A partire dai primi anni del Novecento gli artisti hanno cominciato a lasciarsi conquistare, o meglio ammaliare, dalla sfida di riuscire a interpretare la velocità, la contemporaneità dei punti di vista dell’immagine osservata, l’incapacità dell’essere umano di comprendere l’essenza di un’esistenza breve e fuggevole e la necessità di rompere i confini dimensionali per immortalare l’istante attraverso il puro atto creativo. Il Futurismo fu il primo tra i movimenti del Ventesimo secolo a cercare di interpretare la velocità, lo scorrere rapido di un’epoca in cui tutte le scoperte tecniche e scientifiche erano accelerate, volte a scoprire un domani migliore in virtù delle facilitazioni che quelle innovazioni dovevano apportare; ciò che era importante imprimere per i rappresentanti di questa importante corrente, Filippo Tommaso Marinetti e Umberto Boccioni primi fra tutti, era il senso di mobilità, di evoluzione costante, di necessità di cogliere non solo l’istante presente, ma anche quello immediatamente precedente così come il successivo, che contraddistinse le loro tele. Di contro Pablo Picasso con il suo Cubismo, e in particolar modo con Les damoiselles d’Avignon che furono la prima opera da cui ebbe origine l’intera corrente, partì dal concetto opposto, cioè quello di cogliere un solo istante e mostrarlo contemporaneamente da differenti punti di vista annullando perciò la necessità di spostare il momento di osservazione in fasi successive perché tutte le sfaccettature erano mostrate in contemporanea davanti al fruitore. E ancora il concetto del tempo è stato protagonista di uno degli altri grandi movimenti del Novecento, il Surrealismo, che attraverso le opere di Salvador Dalì ha svelato alla società dell’epoca la sua fluidità, il suo scorrere inesorabile senza che l’essere umano gli dia la sufficiente rilevanza, trovandosi solo dopo averlo perso, a rimpiangerlo; l’opera La persistenza della memoria è simbolo di questo tipo di approccio da parte del maestro surrealista. Così come con il suo Spazialismo, Fontana intendeva aprire un varco che permettesse all’osservatore di tendere verso l’infinito, verso quella dimensione indeterminata che genera con un gesto rapido e immediato, dunque perfettamente calato nell’istante presente, su una tela priva di forma, di prospettiva e di volumi.

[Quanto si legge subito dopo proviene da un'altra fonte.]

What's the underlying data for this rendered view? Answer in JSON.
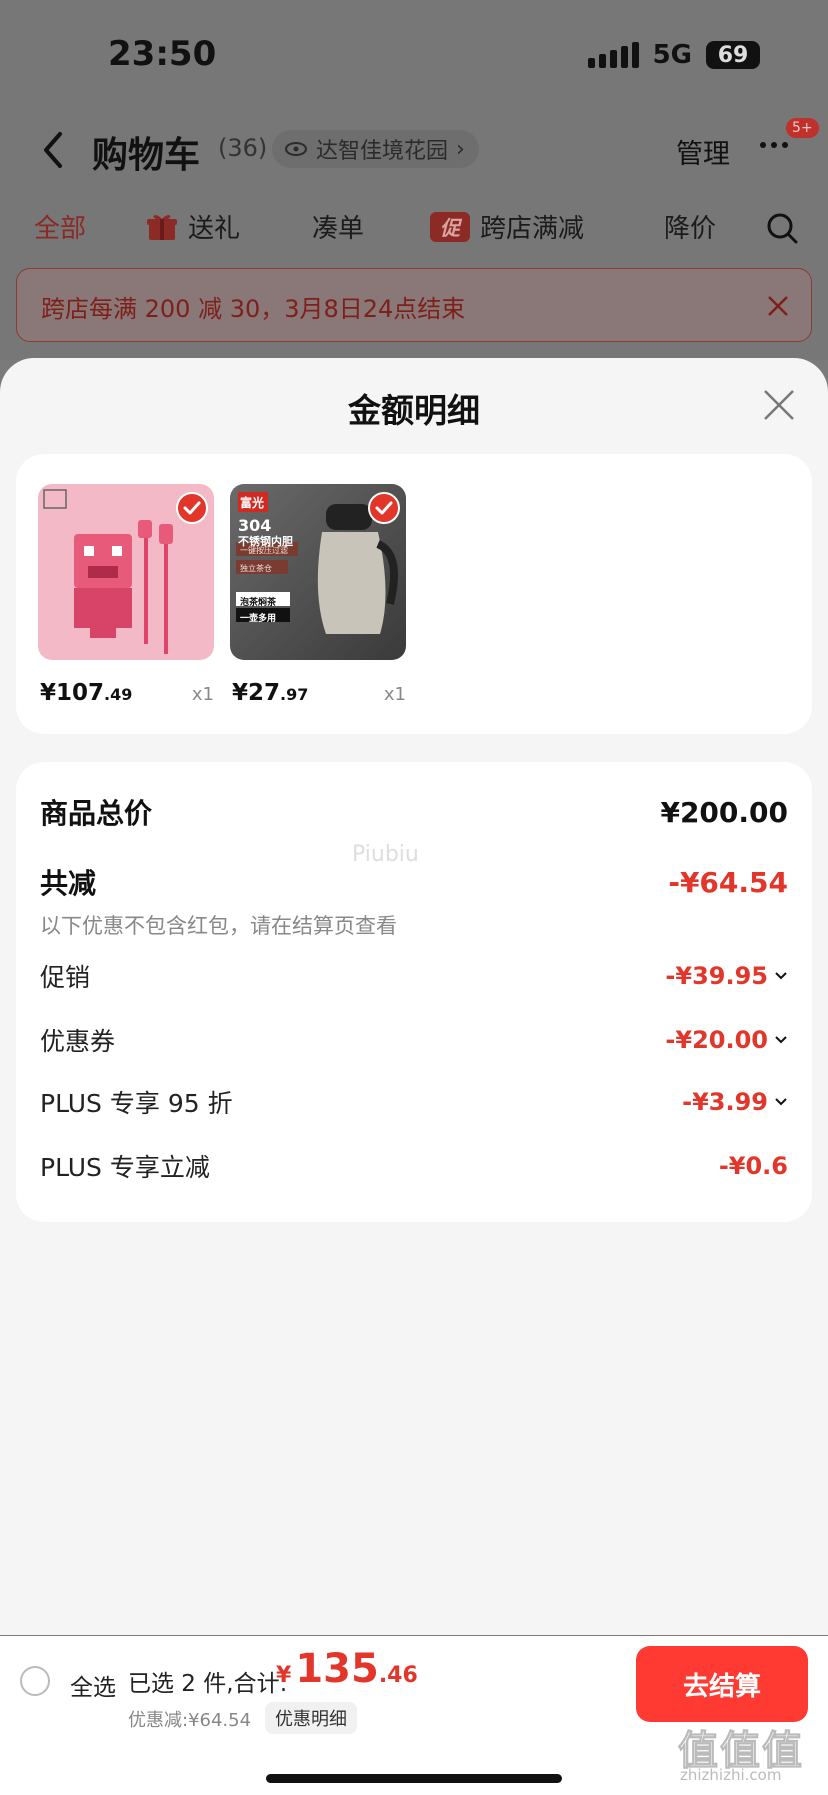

L’artista di origini campane Giancarlo Mariniello mette il concetto del tempo al centro del suo linguaggio pittorico, sia come emozione che avvolge l’essere umano sotto forma di ricordo, rimpianto, interazione del passato che non abbandona lo scrigno interiore nel presente, sia come rappresentazione creativa trasformando le sue opere astratte che però mantengono una lieve figurazione, in orologi che sottolineano quanto ogni circostanza, ogni istante sia indissolubilmente legato allo scorrere dei momenti che nella vita si susseguono. Anche quando si sposta completamente verso l’Astrattismo, Mariniello non cessa mai di legarsi alla memoria di eventi, di accadimenti, o semplicemente all’attesa del loro verificarsi che riescono a conquistare l’osservatore inducendolo a riflettere.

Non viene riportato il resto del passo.